First, here is your R loop as a function, foo.r.
## Your R loop as a function
foo.r <- function(d) {
ans <- d
running_total <- 100
count <- 1
max <- 100
toggle <- FALSE
processing <- FALSE
for(i in d){
if(i != 0 ){
processing <- TRUE
if(toggle == TRUE){
ans[count] <- 0
} else {
running_total = running_total + i;
if (running_total > max) {
max <- running_total
} else if (0.98*max > running_total) {
toggle <- TRUE
}
}
}
if(i == 0 && processing == TRUE) {
running_total <- 100
max <- 100
toggle <- FALSE
}
count <- count + 1
}
return(ans)
}
Now we can load the compiler package and compile the function and call it foo.rcomp.
## load compiler package and compile your R loop
require(compiler)
foo.rcomp <- cmpfun(foo.r)
That is all it takes for the compilation route. It is all R and obviously very easy. Now for the c++ approach, we use the Rcpp package as well as the inline package which allows us to "inline" the c++ code. That is, we do not have to make a source file and compile it, we just include it in the R code and the compilation is handled for us.

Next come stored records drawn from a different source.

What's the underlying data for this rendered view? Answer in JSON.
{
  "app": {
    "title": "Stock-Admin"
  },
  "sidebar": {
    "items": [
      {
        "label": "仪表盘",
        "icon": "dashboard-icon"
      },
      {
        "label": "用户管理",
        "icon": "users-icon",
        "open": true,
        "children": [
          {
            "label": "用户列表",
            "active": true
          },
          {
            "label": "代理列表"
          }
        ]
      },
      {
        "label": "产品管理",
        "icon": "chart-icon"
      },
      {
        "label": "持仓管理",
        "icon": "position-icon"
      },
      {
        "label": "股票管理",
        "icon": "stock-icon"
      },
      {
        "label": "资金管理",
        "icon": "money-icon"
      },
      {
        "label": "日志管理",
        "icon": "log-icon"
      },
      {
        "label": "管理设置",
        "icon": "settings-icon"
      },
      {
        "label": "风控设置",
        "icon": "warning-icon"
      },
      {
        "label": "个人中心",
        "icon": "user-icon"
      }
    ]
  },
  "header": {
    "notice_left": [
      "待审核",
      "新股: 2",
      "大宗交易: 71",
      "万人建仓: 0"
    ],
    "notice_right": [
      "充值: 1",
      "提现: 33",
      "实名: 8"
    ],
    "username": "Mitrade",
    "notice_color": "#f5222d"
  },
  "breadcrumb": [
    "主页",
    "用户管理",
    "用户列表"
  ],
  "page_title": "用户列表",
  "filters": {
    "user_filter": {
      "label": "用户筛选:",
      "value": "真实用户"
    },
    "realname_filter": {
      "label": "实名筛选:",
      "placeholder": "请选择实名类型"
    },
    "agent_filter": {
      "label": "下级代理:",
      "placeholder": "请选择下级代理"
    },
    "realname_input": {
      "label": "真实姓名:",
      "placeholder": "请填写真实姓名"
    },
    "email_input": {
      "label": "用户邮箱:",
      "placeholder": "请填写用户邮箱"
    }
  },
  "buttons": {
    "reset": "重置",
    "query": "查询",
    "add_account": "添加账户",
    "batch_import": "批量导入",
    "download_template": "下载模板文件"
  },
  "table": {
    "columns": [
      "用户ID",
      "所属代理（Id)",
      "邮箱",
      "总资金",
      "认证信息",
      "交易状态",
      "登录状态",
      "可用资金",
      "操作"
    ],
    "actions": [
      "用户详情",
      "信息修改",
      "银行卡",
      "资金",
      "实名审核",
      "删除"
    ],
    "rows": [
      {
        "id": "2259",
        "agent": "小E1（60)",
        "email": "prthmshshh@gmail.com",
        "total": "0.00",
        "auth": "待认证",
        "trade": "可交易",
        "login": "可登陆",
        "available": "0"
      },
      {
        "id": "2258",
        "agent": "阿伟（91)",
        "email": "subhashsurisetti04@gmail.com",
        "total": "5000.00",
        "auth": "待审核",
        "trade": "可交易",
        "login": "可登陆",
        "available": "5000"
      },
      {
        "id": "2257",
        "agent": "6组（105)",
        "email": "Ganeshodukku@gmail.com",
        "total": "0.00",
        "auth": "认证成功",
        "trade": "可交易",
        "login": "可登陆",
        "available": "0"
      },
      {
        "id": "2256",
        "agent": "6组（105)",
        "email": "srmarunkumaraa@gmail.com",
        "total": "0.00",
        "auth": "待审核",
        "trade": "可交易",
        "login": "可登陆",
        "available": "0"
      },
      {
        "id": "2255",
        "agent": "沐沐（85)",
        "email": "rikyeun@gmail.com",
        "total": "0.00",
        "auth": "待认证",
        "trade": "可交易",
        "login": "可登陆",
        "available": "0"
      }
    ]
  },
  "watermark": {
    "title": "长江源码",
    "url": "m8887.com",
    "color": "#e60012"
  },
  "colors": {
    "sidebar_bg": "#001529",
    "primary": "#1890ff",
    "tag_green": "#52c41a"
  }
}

## load Rcpp package and inline for ease of linking
require(Rcpp)
require(inline)
## Rcpp version
src <- '
const NumericVector xx(x);
int n = xx.size();
NumericVector res = clone(xx);
int toggle = 0;
int processing = 0;
int tot = 100;
int max = 100;
typedef NumericVector::iterator vec_iterator;
vec_iterator ixx = xx.begin();
vec_iterator ires = res.begin();
for (int i = 0; i < n; i++) {
if (ixx[i] != 0) {
processing = 1;
if (toggle == 1) {
ires[i] = 0;
} else {
tot += ixx[i];
if (tot > max) {
max = tot;
} else if (.98 * max > tot) {
toggle = 1;
}
}
}
if (ixx[i] == 0 && processing == 1) {
tot = 100;
max = 100;
toggle = 0;
}
}
return res;
'
foo.rcpp <- cxxfunction(signature(x = "numeric"), src, plugin = "Rcpp")
Now we can test that we get the expected results:
## demonstrate equivalence
d <- c(0,0,0,1,3,4,5,-1,2,3,-5,8,0,0,-2,-3,3,5,0,0,0,-1,-1,-1,-1)
all.equal(foo.r(d), foo.rcpp(d))
Finally, create a much larger version of d by repeating it 10e4 times. Then we can run the three different functions, pure R code, compiled R code, and R function linked to c++ code.
## make larger vector to test performance
dbig <- rep(d, 10^5)
system.time(res.r <- foo.r(dbig))
system.time(res.rcomp <- foo.rcomp(dbig))
system.time(res.rcpp <- foo.rcpp(dbig))
Which on my system, gives:
> system.time(res.r <- foo.r(dbig))
user system elapsed
12.55 0.02 12.61
> system.time(res.rcomp <- foo.rcomp(dbig))
user system elapsed
2.17 0.01 2.19
> system.time(res.rcpp <- foo.rcpp(dbig))
user system elapsed
0.01 0.00 0.02
The compiled R code takes about 1/6 the time the uncompiled R code taking only 2 seconds to operate on the vector of 2.5 million. The c++ code is orders of magnitude faster even then the compiled R code requiring just .02 seconds to complete. Aside from the initial setup, the syntax for the basic loop is nearly identical in R and c++ so you do not even lose clarity. I suspect that even if parts or all of your loop could be vectorized in R, you would be sore pressed to beat the performance of the R function linked to c++. Lastly, just for proof:
> all.equal(res.r, res.rcomp)
[1] TRUE
> all.equal(res.r, res.rcpp)
[1] TRUE
The different functions return the same results.